Bazı AK Parti milletvekillerinin Yüce Divan oylamasında farklı oy vermesinin yolsuzluk yapıldığına inandıkları anlamına gelmediğini kaydeden Kuzu,
“Rakam olarak biraz yüksek olduğu doğrudur. Ama bunlar içerisinde 50 kişinin 50’si de, ‘bu 4 bakan suçludur, bunlar Yüce Divan’a gitmeli’ diye düşündüğü için böyle oy kullanmış olmayabilir. Adam mesela İçişleri Bakanı’dır, zamanında iline ya da ilçesine kaymakam, vali göndermiştir, dediğini yapmamıştır da ‘benim elime düştün Muammer’ demiştir. Ötekine kızmıştır başka bir sebepten, ‘günü gelince görürsün’ demiştir, günü geldiğinde 5-10 kişi de böyle gitmiştir. Bakanlıktan düşmüştür kızmıştır, olabilir. Dolayısıyla AK Parti’nin 40 tane, 50 tane milletvekili farklı düşündü diye basmakalıp yorumlarsak olmaz. Bunun bence ana nedeni bizim grubu serbest bırakmamızdır. Hiçbir platformda ‘şöyle oy kullanın, böyle oy kullanın’ denmedi. Bu gevşekliğin, bu rahatlığın bu yansımalarda büyük rolü vardır” diye konuştu.
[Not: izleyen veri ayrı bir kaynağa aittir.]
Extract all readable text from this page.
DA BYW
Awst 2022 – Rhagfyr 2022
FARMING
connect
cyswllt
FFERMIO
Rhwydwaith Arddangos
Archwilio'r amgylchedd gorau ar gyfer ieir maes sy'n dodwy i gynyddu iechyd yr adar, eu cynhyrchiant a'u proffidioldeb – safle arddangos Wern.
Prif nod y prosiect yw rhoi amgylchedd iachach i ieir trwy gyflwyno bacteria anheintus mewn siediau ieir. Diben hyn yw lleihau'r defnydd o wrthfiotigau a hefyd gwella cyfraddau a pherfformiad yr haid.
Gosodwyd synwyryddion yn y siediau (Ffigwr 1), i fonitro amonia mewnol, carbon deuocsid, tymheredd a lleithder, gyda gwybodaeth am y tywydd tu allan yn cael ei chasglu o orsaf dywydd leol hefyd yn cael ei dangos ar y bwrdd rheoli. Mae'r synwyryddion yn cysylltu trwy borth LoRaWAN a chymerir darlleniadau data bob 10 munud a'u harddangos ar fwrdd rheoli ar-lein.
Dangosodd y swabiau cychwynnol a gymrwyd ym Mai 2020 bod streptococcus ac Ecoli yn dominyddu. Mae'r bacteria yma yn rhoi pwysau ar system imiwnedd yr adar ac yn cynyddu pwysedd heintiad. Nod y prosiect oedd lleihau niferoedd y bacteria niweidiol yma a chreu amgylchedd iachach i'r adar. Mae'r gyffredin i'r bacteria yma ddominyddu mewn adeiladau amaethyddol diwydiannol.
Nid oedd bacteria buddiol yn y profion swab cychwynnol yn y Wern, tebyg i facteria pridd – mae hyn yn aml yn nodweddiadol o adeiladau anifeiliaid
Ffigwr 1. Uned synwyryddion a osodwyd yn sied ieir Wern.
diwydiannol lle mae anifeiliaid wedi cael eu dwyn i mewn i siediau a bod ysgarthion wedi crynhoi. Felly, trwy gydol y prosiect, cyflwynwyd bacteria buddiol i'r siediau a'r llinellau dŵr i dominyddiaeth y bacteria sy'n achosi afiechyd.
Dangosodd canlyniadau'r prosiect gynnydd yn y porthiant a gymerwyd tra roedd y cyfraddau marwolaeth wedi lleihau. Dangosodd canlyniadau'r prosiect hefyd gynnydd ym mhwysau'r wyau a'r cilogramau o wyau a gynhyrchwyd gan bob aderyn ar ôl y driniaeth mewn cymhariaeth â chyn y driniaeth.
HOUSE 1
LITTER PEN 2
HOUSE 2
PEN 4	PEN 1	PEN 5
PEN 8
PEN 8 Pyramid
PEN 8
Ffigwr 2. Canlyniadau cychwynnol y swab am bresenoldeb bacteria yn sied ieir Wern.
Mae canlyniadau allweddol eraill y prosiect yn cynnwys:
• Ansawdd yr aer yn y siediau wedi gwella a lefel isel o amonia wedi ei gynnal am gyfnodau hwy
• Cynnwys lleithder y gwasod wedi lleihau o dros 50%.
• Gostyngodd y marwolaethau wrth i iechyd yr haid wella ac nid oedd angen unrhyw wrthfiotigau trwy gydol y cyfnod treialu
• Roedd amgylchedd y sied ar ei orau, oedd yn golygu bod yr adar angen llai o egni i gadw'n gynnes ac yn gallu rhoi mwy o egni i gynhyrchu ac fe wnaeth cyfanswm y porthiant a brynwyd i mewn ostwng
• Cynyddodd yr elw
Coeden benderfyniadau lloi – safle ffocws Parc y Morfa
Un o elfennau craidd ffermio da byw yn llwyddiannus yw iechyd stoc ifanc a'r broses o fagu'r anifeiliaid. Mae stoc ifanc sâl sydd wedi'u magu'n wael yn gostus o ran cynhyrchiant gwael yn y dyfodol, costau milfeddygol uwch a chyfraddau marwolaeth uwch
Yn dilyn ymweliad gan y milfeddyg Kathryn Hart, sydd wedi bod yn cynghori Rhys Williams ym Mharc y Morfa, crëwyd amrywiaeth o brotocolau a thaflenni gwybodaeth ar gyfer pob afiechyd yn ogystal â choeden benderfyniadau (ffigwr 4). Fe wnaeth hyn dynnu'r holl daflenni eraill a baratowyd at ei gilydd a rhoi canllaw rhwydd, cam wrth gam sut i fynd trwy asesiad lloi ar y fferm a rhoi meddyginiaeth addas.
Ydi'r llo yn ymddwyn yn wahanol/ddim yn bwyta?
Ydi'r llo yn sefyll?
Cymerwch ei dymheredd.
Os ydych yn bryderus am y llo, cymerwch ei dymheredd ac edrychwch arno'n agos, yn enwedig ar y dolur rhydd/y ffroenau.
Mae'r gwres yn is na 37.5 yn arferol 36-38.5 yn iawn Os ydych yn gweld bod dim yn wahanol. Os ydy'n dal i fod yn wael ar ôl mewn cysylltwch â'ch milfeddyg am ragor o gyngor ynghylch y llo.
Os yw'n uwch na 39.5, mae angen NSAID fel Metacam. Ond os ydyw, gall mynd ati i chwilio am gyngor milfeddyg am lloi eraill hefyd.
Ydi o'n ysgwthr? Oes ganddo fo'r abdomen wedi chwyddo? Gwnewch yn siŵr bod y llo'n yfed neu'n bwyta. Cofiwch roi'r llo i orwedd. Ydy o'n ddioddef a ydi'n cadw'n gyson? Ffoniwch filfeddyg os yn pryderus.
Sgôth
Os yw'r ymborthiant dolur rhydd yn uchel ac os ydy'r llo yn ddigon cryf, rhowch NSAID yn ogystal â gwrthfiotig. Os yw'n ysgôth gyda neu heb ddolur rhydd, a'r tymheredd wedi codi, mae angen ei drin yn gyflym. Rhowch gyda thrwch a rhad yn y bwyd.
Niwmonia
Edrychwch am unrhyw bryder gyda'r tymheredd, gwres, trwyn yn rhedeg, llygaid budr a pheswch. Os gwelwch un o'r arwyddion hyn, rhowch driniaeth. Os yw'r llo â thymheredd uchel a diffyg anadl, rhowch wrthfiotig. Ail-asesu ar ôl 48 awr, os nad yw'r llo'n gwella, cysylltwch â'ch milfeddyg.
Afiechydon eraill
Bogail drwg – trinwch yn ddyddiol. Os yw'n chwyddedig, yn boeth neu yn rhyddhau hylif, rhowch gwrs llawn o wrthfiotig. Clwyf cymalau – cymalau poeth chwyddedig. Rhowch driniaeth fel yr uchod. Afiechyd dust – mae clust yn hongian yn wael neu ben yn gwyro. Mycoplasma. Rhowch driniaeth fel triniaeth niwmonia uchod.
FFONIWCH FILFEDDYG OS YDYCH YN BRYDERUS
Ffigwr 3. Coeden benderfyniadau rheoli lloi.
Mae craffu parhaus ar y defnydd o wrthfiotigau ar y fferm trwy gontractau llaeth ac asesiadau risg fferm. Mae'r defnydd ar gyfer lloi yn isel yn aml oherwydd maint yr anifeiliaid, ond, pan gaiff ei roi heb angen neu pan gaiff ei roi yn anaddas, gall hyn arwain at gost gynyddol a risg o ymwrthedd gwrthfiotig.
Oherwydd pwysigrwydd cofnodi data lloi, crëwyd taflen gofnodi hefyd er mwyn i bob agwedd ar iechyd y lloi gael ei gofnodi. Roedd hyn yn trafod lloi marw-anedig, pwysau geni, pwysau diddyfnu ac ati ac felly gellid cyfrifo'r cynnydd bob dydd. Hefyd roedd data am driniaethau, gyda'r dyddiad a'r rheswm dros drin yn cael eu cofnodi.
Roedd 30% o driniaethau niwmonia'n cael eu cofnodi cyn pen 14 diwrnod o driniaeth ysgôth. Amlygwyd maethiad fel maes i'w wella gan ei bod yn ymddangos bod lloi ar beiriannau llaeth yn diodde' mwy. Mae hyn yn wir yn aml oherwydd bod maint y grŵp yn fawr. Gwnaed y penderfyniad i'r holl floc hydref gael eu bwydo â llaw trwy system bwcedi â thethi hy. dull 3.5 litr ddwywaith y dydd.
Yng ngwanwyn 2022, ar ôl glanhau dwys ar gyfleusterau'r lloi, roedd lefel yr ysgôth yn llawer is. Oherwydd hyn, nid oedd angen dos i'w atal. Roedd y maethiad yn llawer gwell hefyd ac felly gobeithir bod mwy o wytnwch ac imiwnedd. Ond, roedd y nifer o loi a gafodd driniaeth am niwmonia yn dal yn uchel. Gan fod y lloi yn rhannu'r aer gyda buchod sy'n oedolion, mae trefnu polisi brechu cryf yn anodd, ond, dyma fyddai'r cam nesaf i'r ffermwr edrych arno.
“OYLAMA AÇIK OLSA BU OLUR MUYDU?”
Burhan Kuzu, parlamenter sistemin basmakalıp ve korkuya dayandığını söyledi. Türkiye’nin parlamenter sistemden başkanlık sistemine geçmesi gerektiğini savunan Kuzu, “Parlamenter model böyle çalışır; basmakalıptır, körü körünedir, tartışma yoktur, korkuya dayanır, bir insanın bakan olması Başbakan’a ve lidere bağlıdır. Başkanlık modelinde bu tablo yoktur. Mesela Amerika’da, Demokratlar ve Cumhuriyetçiler var. Obama, şuanda iki cenahta da çoğunluğu kaybetti. Yarın bir kanun getirdi diyelim; Cumhuriyetçiler’deki bir adam Demokratlar’ın teklifine oy verdi diye ‘ne yapıyorsun, öbür tarafa oy verdin’ demiyor, orada böyle bir şey yok. Çünkü orada iki partinin aynı yönde farklı oy kullanmaları doğal. Demokratlar’ın yarısı ile Cumhuriyetçiler’in yarısı o yönde, yarısı da diğer yönde oy kullanıyor. Hiç kimse de ‘niye kullanıyorsun’ demiyor. Bakın, Türkiye bunu konuşuyor şimdi, olması gereken tablo bu aslında. Bu gizli olduğu için. Oylama açık olsa bu olur muydu? Ama elin ülkesinde bunlar açıkta oluyor. Bundan doğal bir şey yok. Bu, parlamenter sistemin pisliğine karşı başkanlık modelinin nimetidir” şeklinde konuştu.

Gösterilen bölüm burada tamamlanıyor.